和歌山・城北小学校内の鷺ノ森遺跡で1月18日、発掘経過報告と出土品展示のため現地説明会が開かれ、約350人が訪れた。主催は和歌山市教育委員会と和歌山市文化スポーツ振興財団。
同遺跡は和歌山城の東北部、鷺ノ森地区にある弥生時代後期から江戸時代のもの。2017年開校予定の小中一貫校建設にともない、約1200平方メートルの範囲で発掘調査が行われている。調査は2012年10月から始まり、現地説明会は昨年3月に続いて2回目。
今回公開されたのは、戦国時代末期に造られたとみられる大規模な堀跡や中世末~近世初頭の遺構面(生活面)、10世紀ごろの地層から見つかった仏具「鰐口(わにぐち)」など、弥生時代から江戸時代までの出土品。

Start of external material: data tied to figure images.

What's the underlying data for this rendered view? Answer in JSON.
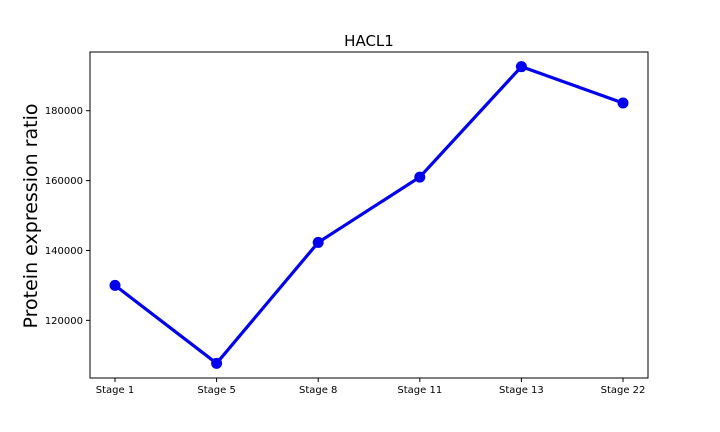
{
  "chart_data": {
    "type": "line",
    "title": "HACL1",
    "xlabel": "",
    "ylabel": "Protein expression ratio",
    "categories": [
      "Stage 1",
      "Stage 5",
      "Stage 8",
      "Stage 11",
      "Stage 13",
      "Stage 22"
    ],
    "series": [
      {
        "values": [
          130000,
          107700,
          142300,
          161000,
          192600,
          182200
        ]
      }
    ],
    "ylim": [
      103500,
      196800
    ],
    "yticks": [
      120000,
      140000,
      160000,
      180000
    ],
    "ytick_labels": [
      "120000",
      "140000",
      "160000",
      "180000"
    ],
    "grid": false,
    "line_color": "#0000ee",
    "marker": "circle"
  }
}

堀は浄土真宗「鷺森御坊」があった場所の外に造られており、織田信長による紀州征伐を防御する外堀とみられる。掘の幅は16メートルあり、当時の堀としては最大級という説も。堀の中からは、タイやベトナムなど海外から伝わった物も出土している。
青銅製の仏具「鰐口」は、僧侶が携行していたと思われる9世紀末から10世紀初頭のものと推定される。和歌山市によると、「長野県松本市で出土した『1001年』と記された鰐口より古いため国内最古級とみられる」という。
学芸員の井馬好英さんは「この辺りには弥生時代から現代まで、ずっと人が安定して住み続けている。地盤が安定しており、大きな災害にあった形跡もない。港が近いことも、この土地に人が集まった要因のひとつだろう」と話す。「古墳時代から江戸時代までの生活の流れがうかがえる。非常に貴重な史料」とも。
説明会に来ていた近所に住む60代の女性は「前回の説明会にも来た。人は数十年しか生きないのに、古墳時代からずっと人が住んで生活しているのを目の当たりにして、不思議な気持ちになった」と話す。
現地説明会の配布資料は、調査機関の和歌山市文化スポーツ振興財団ウェブサイトでダウンロードできる。